Il lancio dello Shuttle (STS-128). Nella splendida foto NASA è possibile vedere come il razzo non punti verso l'alto ma quasi orizzontalmente, per acquistare la velocità necessaria per restare in orbita. |
Osservando il lancio di un razzo si può notare che, dopo aver percorso poche centinaia di metri, la sua traiettoria si piega inclinandosi dalla verticale.
Questo perché la spinta del razzo non è necessaria solo per far innalzare il razzo di qualche centinaio di chilometri (400 circa per l'orbita della Stazione Spaziale Internazionale), ma soprattutto a fargli acquisire velocità orizzontale.
Per mantenere in orbita un satellite è infatti necessario che questo abbia una velocità tale che la forza centrifuga (diretta verso l'alto) gli faccia vincere l'attrazione di gravità (diretta verso il basso): in orbita bassa, come ad esempio per la Stazione Spaziale è necessaria 8 volte più energia per acquisire la velocità di 7.7 km/s rispetto a quella per raggiungere i 380-400 km di altezza della stazione.
Il rapporto tra l'energia spesa per vincere la forza di gravità Q rispetto a quella necessaria per fargli acquisire velocità K è pari alla metà del rapporto tra il raggio terrestre e l'altezza del razzo (trascurando la velocità iniziale dovuta alla rotazione terrestre. In formule K/Q = 1/2 Rterra / Hrazzo).
Il profilo di lancio e rientro della Spaceship one |
E' questa la fondamentale differenza tra i razzi spaziali come lo Shuttle e la Soyuz e la SpaceShip one: questa è più simile ad un sasso lanciato verso l'alto e che torna a terra dondolando come una foglia. In questa maniera è possibile con motori molto piccoli (e partendo da un aereo) superare i 100 km di altezza ma solo per poche centinaia di secondi.
Fu per primo Newton a rendersi conto che sparando orizzontalmente con un cannone abbastanza potente era possibile imprimere al proiettile una velocità sufficientemente alta da metterlo in orbita. Questo doveva essere ciò che era accaduto alla Luna, che orbita "in caduta libera" attorno alla terra.
La palla di cannone e le orbite di Newton (Principia, vol 3 p4) |
Andando più in alto la velocità orbitale diminuisce e la ripartizione tra energia cinetica e potenziale va a vantaggio di quest'ultima: in orbita geostazionaria, dove la velocità è 3km/s essa è pari a meno del 10%.
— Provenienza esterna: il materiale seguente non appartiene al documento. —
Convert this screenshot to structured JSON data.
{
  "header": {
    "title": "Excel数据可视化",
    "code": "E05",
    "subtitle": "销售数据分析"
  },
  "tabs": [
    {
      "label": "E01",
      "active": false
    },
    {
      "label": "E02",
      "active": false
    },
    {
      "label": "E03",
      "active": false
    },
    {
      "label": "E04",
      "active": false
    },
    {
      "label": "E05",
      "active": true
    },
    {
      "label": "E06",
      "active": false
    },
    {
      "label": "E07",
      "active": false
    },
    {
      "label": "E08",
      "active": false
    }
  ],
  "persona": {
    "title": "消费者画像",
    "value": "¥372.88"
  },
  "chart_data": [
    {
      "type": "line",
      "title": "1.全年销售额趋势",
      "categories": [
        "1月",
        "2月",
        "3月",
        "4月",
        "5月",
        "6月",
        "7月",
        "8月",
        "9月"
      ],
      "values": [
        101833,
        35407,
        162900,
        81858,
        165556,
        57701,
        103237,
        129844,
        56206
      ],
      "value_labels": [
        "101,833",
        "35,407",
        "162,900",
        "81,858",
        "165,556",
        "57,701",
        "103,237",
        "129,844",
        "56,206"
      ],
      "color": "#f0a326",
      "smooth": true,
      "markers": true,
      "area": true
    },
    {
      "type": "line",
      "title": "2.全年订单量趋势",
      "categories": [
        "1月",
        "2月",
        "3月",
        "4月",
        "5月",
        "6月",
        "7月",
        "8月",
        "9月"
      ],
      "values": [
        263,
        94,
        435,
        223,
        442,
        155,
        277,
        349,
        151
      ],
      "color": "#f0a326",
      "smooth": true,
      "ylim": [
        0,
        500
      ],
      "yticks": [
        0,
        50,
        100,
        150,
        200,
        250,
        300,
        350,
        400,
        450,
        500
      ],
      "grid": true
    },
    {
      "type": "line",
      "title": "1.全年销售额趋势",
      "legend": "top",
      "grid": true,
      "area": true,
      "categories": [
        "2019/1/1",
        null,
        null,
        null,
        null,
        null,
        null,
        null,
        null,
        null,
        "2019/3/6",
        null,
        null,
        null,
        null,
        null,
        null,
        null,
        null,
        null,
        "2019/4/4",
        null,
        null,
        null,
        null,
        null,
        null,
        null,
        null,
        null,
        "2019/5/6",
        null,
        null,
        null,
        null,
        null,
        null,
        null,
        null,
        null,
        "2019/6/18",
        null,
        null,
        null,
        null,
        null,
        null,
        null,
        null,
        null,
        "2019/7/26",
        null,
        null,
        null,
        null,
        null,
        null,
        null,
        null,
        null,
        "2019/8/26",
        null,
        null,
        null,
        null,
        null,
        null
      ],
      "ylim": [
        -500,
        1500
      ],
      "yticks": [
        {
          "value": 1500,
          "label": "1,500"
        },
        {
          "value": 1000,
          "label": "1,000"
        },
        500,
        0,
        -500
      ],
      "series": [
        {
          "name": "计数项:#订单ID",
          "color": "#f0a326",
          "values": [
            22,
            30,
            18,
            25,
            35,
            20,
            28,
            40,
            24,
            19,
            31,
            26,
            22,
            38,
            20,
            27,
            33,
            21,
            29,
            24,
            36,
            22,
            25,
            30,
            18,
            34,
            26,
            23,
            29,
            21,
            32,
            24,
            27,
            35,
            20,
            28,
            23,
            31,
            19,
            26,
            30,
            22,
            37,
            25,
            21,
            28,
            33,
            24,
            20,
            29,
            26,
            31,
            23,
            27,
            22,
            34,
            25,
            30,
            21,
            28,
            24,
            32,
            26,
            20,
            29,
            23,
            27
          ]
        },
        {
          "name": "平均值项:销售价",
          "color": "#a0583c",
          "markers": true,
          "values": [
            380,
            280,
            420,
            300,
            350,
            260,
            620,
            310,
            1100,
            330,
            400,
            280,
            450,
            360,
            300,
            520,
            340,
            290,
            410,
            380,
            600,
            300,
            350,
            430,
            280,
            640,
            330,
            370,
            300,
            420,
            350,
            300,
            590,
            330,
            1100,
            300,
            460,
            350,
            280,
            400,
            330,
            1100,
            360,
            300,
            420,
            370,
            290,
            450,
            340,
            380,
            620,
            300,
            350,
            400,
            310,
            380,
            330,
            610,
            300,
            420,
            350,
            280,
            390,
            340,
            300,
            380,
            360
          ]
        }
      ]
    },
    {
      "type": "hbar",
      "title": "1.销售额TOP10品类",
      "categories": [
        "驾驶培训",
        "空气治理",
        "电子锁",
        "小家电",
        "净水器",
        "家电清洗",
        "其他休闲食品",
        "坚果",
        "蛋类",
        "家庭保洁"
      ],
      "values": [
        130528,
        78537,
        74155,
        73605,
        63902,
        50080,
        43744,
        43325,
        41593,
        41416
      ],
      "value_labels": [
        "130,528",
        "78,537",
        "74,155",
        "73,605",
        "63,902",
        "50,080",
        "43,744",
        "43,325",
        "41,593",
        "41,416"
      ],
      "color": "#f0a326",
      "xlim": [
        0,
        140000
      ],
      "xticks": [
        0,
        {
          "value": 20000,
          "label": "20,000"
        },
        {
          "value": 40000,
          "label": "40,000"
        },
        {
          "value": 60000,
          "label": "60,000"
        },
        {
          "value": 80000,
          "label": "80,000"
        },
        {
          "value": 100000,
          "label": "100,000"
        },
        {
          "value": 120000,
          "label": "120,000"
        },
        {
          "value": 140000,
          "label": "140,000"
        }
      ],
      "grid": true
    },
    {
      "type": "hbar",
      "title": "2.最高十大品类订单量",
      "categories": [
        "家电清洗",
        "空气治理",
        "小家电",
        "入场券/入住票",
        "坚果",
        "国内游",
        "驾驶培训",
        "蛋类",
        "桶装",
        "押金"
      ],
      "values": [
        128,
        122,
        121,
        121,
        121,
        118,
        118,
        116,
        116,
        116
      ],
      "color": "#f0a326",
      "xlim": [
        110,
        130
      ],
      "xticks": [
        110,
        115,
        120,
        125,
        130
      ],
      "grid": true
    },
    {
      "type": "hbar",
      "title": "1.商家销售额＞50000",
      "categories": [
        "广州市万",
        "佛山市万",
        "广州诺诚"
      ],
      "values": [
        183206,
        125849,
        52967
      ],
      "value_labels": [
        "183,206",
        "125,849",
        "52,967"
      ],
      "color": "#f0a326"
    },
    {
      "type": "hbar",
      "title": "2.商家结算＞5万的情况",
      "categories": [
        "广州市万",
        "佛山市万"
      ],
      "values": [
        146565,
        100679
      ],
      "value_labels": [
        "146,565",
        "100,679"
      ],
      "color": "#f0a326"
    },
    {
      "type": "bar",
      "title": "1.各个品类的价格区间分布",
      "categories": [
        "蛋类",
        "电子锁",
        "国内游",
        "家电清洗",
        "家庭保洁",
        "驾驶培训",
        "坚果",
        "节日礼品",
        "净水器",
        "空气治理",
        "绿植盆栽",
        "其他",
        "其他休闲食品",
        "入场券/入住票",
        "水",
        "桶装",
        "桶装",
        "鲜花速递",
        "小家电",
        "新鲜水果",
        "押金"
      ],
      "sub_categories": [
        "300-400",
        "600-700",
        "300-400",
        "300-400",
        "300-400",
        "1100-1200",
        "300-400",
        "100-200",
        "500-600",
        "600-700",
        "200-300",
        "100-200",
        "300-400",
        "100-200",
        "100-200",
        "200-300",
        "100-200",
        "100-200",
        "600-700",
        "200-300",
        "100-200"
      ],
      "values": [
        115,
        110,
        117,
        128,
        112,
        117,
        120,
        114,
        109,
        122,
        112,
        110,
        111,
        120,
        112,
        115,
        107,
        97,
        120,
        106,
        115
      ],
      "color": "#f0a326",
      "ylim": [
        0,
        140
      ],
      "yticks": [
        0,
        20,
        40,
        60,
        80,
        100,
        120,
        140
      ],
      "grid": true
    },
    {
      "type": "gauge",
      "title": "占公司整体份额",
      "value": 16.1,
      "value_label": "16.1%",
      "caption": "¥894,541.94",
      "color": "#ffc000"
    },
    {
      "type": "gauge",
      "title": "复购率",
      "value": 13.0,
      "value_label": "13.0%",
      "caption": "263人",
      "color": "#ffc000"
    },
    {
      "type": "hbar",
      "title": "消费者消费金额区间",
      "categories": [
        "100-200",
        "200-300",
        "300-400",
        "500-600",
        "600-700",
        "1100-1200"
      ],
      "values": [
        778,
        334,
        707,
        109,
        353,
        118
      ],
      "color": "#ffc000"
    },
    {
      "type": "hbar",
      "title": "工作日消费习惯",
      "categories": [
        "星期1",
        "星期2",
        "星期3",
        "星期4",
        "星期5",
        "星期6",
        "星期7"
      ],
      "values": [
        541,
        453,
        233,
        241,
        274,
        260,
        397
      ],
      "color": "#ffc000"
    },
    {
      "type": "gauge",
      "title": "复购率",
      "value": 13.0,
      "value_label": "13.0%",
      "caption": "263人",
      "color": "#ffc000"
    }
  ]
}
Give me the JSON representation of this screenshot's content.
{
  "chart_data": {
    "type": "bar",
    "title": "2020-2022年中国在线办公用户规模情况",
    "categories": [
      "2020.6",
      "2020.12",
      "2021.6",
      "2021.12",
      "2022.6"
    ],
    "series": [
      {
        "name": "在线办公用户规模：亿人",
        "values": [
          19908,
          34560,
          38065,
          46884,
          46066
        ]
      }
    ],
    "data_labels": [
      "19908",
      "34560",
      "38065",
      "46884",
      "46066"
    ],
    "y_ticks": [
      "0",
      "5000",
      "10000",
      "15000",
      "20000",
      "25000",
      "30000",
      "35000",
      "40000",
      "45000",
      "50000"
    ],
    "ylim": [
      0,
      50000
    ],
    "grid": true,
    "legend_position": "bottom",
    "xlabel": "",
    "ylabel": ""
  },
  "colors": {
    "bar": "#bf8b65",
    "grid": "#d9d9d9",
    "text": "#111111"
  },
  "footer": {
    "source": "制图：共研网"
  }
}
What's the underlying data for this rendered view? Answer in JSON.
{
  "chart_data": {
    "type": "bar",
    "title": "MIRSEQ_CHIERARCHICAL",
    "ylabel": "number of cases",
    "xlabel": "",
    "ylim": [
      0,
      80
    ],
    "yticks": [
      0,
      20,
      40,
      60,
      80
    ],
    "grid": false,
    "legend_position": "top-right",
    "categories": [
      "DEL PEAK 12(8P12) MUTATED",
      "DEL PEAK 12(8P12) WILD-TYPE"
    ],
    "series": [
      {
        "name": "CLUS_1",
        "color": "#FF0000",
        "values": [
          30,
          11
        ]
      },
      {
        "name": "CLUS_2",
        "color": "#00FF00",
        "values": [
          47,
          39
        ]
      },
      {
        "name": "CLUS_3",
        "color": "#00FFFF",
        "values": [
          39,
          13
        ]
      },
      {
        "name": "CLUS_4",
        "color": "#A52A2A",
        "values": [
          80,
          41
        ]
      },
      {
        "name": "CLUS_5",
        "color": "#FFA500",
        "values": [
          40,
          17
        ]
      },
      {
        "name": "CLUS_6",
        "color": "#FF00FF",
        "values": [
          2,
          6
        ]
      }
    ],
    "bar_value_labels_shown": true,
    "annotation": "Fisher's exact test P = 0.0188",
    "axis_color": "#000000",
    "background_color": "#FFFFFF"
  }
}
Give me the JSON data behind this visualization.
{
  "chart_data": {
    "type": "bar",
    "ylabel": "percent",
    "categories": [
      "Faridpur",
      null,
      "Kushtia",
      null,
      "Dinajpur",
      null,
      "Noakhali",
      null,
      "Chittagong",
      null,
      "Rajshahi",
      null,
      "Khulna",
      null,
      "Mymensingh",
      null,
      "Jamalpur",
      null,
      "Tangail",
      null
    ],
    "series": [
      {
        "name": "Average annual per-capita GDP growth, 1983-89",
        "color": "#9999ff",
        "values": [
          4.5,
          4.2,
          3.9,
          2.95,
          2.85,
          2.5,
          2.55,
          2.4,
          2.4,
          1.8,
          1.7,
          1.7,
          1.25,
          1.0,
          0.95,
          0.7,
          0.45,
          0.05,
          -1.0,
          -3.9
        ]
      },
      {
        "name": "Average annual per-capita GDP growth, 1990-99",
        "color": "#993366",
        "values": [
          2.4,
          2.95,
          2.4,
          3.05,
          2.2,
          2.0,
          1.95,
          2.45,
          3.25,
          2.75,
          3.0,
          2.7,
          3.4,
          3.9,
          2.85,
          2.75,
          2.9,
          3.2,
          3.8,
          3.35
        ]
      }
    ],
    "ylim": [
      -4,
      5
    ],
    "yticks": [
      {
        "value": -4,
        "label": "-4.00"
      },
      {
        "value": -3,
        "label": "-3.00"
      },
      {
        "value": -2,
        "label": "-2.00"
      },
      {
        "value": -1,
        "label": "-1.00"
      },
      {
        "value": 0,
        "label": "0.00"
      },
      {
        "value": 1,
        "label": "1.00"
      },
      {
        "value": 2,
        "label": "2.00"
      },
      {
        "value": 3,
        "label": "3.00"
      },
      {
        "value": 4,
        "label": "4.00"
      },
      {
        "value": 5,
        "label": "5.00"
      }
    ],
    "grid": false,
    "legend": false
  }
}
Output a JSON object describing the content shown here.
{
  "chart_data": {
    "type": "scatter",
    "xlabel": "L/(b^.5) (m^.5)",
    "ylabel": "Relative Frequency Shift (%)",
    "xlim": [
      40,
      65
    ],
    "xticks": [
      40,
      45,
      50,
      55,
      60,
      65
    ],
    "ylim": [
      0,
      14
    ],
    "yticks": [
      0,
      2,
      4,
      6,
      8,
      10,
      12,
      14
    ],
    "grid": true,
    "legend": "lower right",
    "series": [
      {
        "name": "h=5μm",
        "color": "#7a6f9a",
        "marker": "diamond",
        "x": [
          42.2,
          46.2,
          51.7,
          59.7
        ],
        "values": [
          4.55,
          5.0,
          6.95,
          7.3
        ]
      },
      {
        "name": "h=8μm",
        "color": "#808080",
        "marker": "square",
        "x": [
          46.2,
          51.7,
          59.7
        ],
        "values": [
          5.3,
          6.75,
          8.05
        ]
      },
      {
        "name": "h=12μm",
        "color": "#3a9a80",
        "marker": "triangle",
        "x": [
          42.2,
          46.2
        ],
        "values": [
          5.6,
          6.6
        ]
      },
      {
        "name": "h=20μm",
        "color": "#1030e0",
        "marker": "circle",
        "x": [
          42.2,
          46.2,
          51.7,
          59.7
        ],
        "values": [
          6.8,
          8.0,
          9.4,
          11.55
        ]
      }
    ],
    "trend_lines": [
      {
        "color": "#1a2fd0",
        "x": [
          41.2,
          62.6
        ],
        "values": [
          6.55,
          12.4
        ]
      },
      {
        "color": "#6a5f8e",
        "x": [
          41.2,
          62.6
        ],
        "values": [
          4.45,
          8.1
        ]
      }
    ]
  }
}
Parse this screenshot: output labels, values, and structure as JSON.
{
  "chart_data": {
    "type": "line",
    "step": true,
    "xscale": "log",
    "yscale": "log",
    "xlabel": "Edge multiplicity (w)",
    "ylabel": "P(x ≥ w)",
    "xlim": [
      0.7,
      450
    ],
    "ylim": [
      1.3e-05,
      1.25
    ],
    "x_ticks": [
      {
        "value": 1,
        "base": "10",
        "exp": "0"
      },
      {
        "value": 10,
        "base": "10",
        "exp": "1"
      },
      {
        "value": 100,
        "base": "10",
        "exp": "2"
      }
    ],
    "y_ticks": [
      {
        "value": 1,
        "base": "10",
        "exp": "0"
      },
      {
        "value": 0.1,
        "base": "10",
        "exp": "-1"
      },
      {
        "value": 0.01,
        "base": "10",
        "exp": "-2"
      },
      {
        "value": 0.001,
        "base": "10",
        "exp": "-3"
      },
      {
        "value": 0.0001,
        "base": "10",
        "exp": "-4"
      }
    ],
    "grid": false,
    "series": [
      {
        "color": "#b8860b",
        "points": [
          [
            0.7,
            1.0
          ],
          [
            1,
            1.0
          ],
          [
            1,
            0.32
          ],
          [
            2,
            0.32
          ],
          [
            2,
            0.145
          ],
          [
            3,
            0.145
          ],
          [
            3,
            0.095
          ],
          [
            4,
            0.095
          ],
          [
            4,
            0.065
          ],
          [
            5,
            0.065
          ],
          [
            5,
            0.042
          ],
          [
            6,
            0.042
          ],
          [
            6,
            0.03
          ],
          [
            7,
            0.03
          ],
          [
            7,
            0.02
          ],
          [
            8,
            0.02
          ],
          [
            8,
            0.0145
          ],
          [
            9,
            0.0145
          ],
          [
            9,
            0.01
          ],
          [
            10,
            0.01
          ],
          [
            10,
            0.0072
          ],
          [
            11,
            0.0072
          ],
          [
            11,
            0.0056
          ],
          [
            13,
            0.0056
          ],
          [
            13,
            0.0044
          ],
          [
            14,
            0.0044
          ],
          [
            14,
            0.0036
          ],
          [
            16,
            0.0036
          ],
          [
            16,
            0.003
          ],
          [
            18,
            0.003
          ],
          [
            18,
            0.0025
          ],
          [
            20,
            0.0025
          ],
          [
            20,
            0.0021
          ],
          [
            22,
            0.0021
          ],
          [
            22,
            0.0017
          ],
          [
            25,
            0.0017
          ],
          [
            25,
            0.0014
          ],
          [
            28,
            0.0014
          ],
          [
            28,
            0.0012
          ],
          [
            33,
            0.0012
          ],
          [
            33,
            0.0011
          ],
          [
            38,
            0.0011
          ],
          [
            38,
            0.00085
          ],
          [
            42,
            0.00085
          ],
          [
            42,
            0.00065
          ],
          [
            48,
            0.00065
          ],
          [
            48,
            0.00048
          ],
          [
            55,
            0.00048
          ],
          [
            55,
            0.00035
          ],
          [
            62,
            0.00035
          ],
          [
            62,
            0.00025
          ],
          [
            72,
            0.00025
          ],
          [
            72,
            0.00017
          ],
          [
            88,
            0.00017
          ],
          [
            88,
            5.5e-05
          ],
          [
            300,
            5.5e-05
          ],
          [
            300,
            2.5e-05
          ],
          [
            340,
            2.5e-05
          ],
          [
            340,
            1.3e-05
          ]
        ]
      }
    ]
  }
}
Da lì basta pochissima energia in più (il 15%) per raggiungere la luna e gli altri pianeti): in orbita geostazionaria siamo quasi usciti dal pozzo gravitazionale della terra. La stazione spaziale è molto più in 'fondo al pozzo': anche tenendo conto dell'energia cinetica essa ha appena la metà dell'energia necessaria per sfuggire all'attrazione terrestre.
Uno dei voli di test della Spaceship one. Si tratta di un volo parabolico che raggiunge lo spazio ma non la messa in orbita. |
Note:
1. E' per questo che gli astronauti a bordo della stazione spaziale sono soggetti alla gravità terrestre ma in condizioni di assenza apparente dato che l'attrazione terrestre è cancellata dalla forza centrifuga. Dato che la stazione spaziale ha piccole oscillazioni, risente dell'attrito, con il residuo dell'atmosfera ed altre micro-forze, si parla di condizioni di microgravità (perché le oscillazioni sono circa un milionesimo della gravità terrestre).
3. In caso di orbita circolare il risultato si ottiene uguagliando la forza centrifuga:
mv2/(Rterra+Hrazzo)
con quella gravitazionale
GM m / (Rterra+Hrazzo)2
dove G è la costante di gravitazione universale, Rterra è il raggio terrestre M è la massa della terra e Hrazzo è l'altezza del satellite di massa m dal suolo.
L'energia cinetica necessaria è K=1/2 m v2, quella gravitazionale Q= GMm[ 1 / (Rterra+Hrazzo) - 1/Rterra].